Explore Different PDB Data Overviews

The RCSB PDB maintains several lists that display PDB data in interesting and useful ways. Highlights include:

  • Proteins Solved by Multiple Experimental Methods: Lists clusters of proteins (with greater than 95% sequence similarity) containing at least one structure solved by one method (e.g. X-ray) and one by a different method (e.g. NMR).
  • PDB Statistics: Content Distribution & Growth: View data distributions of the PDB archive based on characteristics like space group, journal, EC, and more. The growth of the number of PDB entries released per year is organized around experimental method, molecule type, and unique protein classifications. Data can be downloaded as Excel documents.
  • RSS Feeds: Subscribe to RSS feeds to access the latest structures (from the RCSB PDB) and Molecule of the Month articles (from PDB-101) as soon as they become available.
  • Summaries of PDB Data: Links to summary files available from the PDB FTP, including a file with all PDB sequences in FASTA format; one with all PDB IDs, molecule type, and experimental method; and one with all PDB IDs and authors.
  • Secondary Structure Files: A FASTA formatted file generated using DSSP displays sequences and secondary structure for all entries. A separate file includes notation of regions which have not been experimentally observed in addition to the secondary structure.
  • Latest weekly release and all released entries: The top right of every RCSB PDB page header links to the full archive (select the number of total structures) and to the entries in the most recent update (select the date listed).
  • PDB-101 Author Profiles: Author Profiles vertically display structures associated with a particular researcher. Profiles are also available for Structural Genomics centers.
  • PDB-101 Molecule of the Month: Articles are indexed by title, date, and category, and accessible from an alphabetical pull-down menu.

Improved Ligand Reports

Ligand Summary Reports include information about the selected chemical components such as formula, molecular weight, name, SMILES string, which PDB entries are related to the ligand, and how they are related.

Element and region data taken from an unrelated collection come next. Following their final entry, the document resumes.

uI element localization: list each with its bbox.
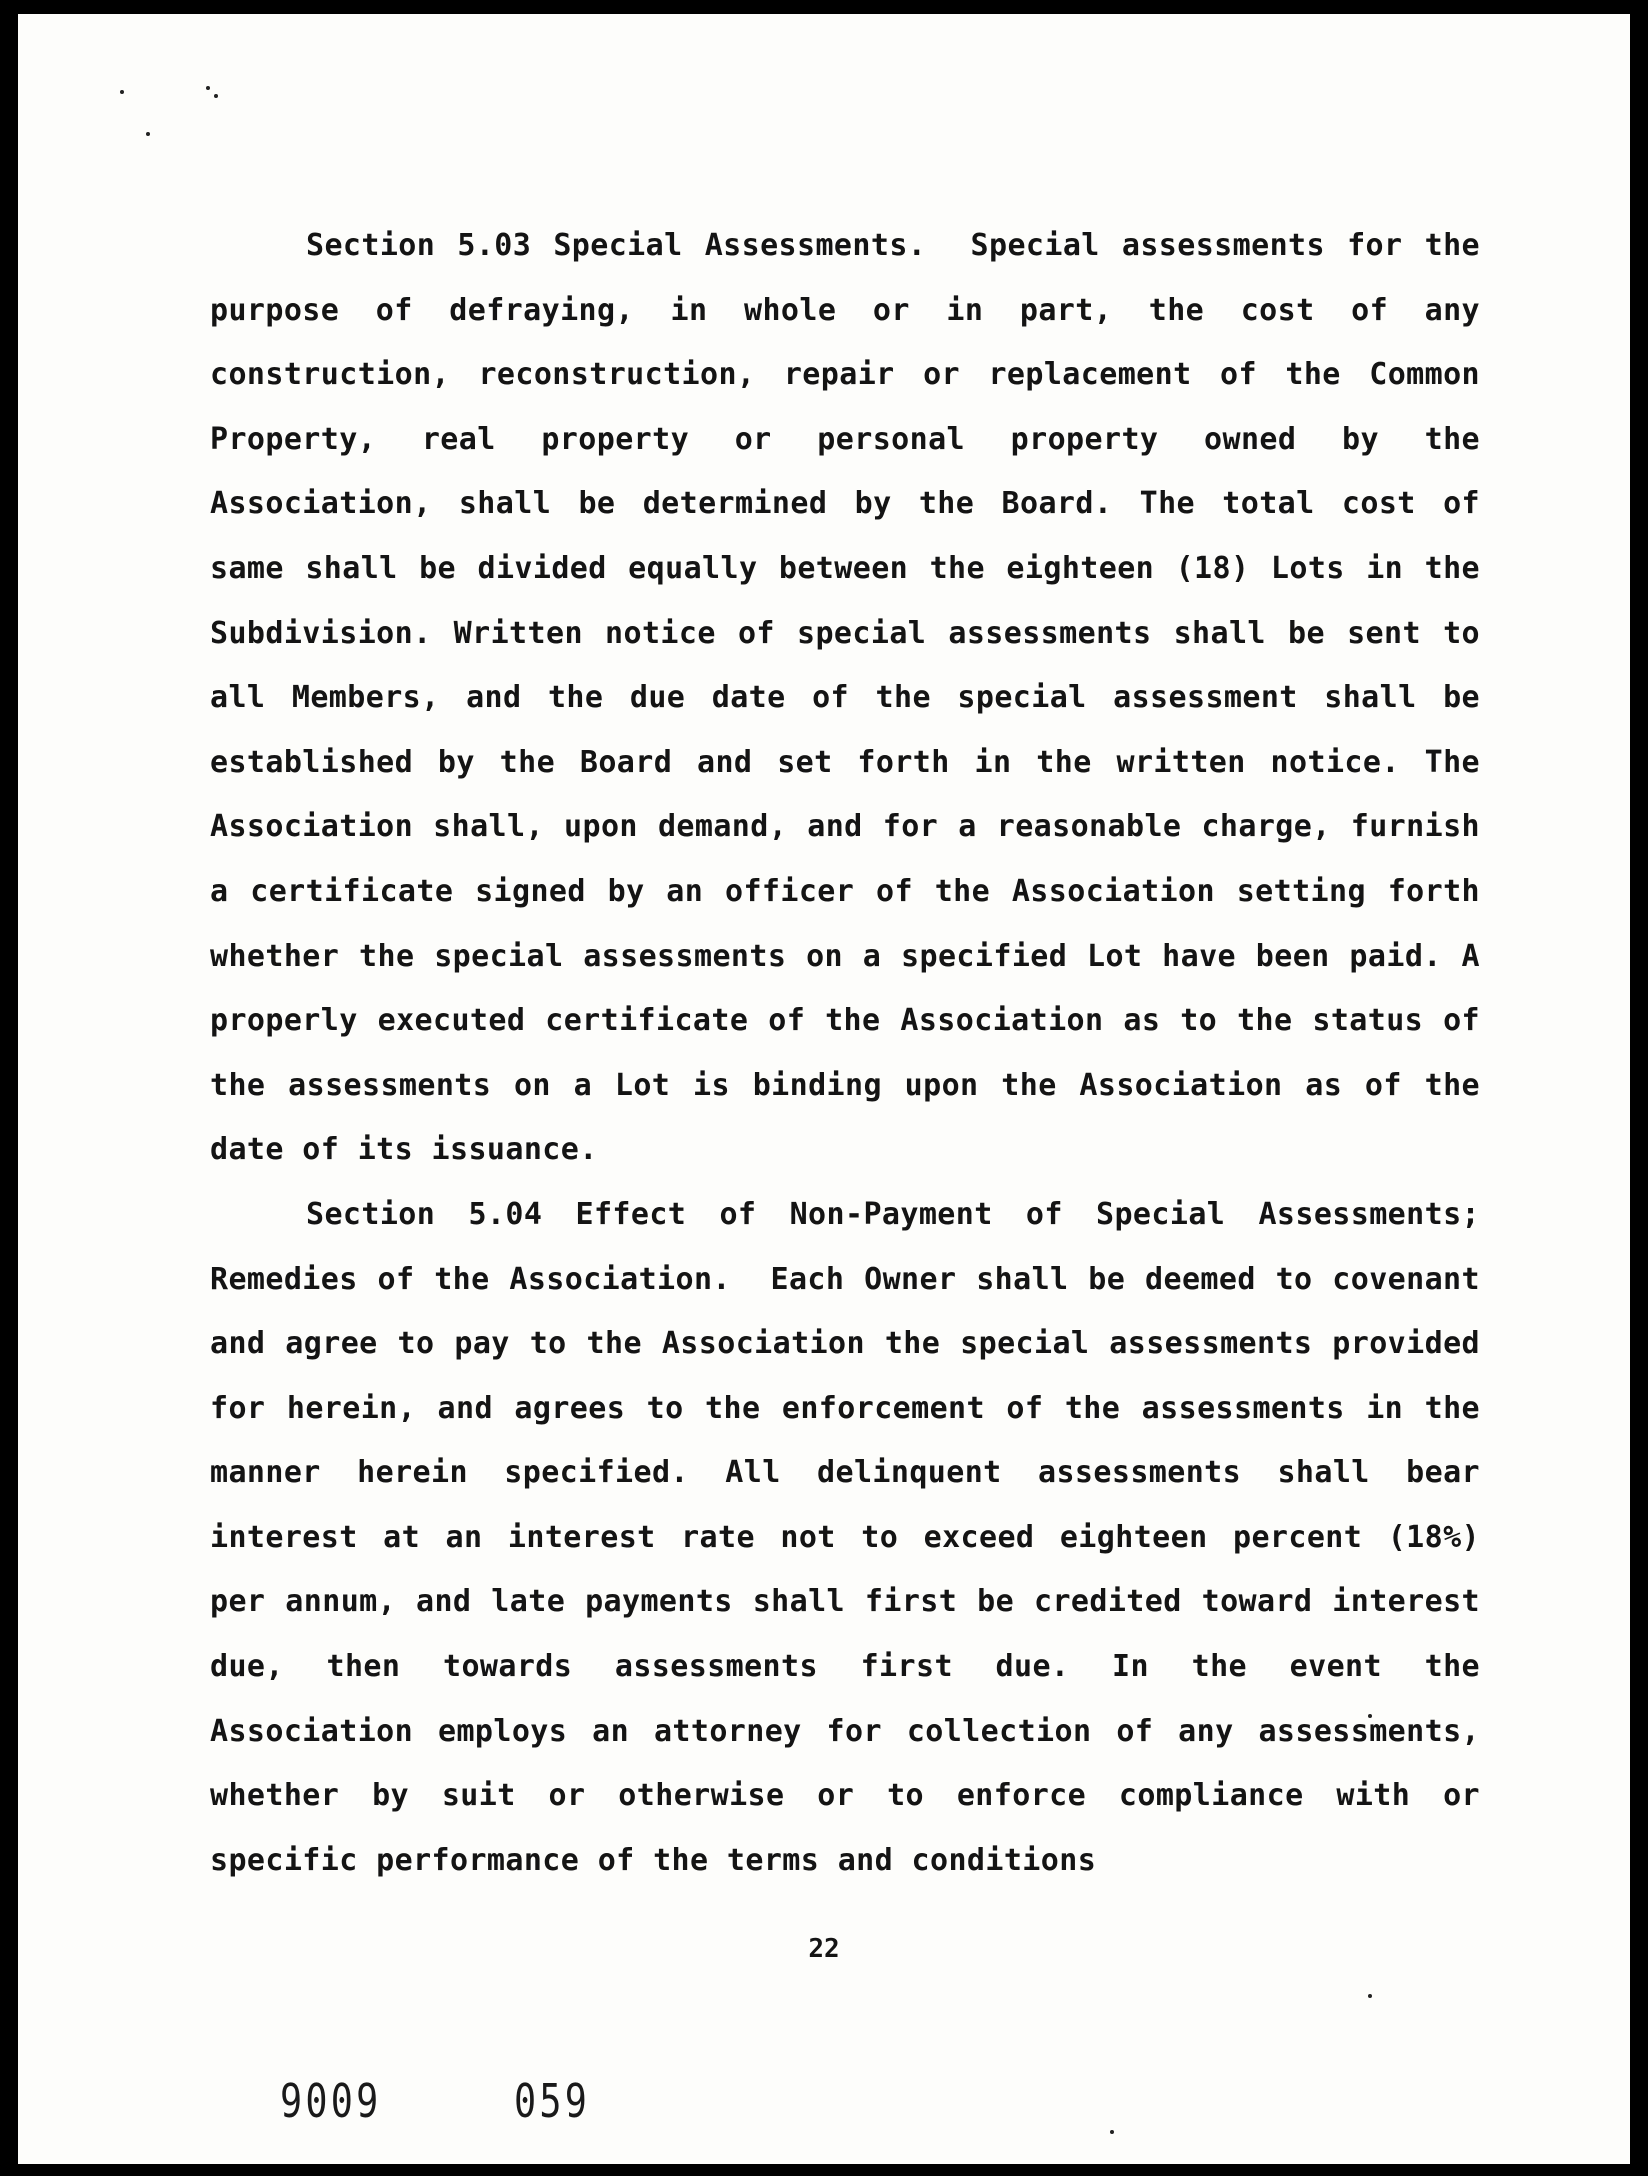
section-5-04-body: Each Owner shall be deemed to covenant and agree to pay to the Association the special assessments provided for herein, and agrees to the enforcement of the assessments in the manner herein specified. All delinquent assessments shall bear interest at an interest rate not to exceed eighteen percent (18%) per annum, and late payments shall first be credited toward interest due, then towards assessments first due. In the event the Association employs an attorney for collection of any assessments, whether by suit or otherwise or to enforce compliance with or specific performance of the terms and conditions: [210, 1261, 1480, 1878]
document-id-part1: 9009: [280, 2074, 382, 2128]
page-number: 22: [808, 1934, 840, 1964]
document-page: [18, 14, 1630, 2164]
section-5-03-body: Special assessments for the purpose of defraying, in whole or in part, the cost of any construction, reconstruction, repair or replacement of the Common Property, real property or personal property owned by the Association, shall be determined by the Board. The total cost of same shall be divided equally between the eighteen (18) Lots in the Subdivision. Written notice of special assessments shall be sent to all Members, and the due date of the special assessment shall be established by the Board and set forth in the written notice. The Association shall, upon demand, and for a reasonable charge, furnish a certificate signed by an officer of the Association setting forth whether the special assessments on a specified Lot have been paid. A properly executed certificate of the Association as to the status of the assessments on a Lot is binding upon the Association as of the date of its issuance.: [210, 228, 1480, 1168]
section-5-04-heading: Section 5.04 Effect of Non-Payment of Special Assessments; Remedies of the Association.: [210, 1196, 1480, 1297]
document-body: [210, 214, 1480, 1893]
section-5-03-paragraph: [210, 214, 1480, 1183]
section-5-03-heading: Section 5.03 Special Assessments.: [306, 228, 927, 263]
section-5-04-paragraph: [210, 1183, 1480, 1894]
document-id-part2: 059: [514, 2074, 591, 2128]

All tabular report features are also available, including sorting, filtering, export to other report formats, and column customization.

Ligands can also be displayed as an image collage.

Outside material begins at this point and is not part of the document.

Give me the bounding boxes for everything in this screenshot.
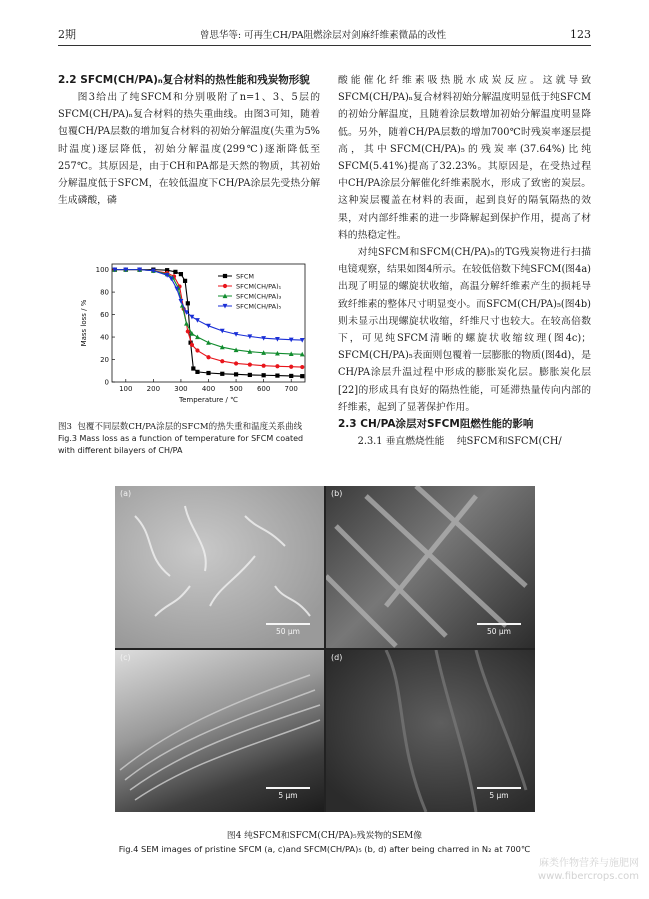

To generate a report, select the Ligand Summary option from the Generate Reports pull-down menu for any set of query results.

For each ligand included in the report, a sub-table can be selected to show lists of all related PDB entries that contain the ligand, the entries that contain the ligand as a free ligand, and entries that contain the ligand as part of a larger, polymeric ligand.

To display this sub-table, select the triangle shown next to the Ligand ID. The display is limited to 15 PDB IDs in each column. For ligands associated with more than 15 PDB entries, the ... [more] link will launch a query for that set of structures.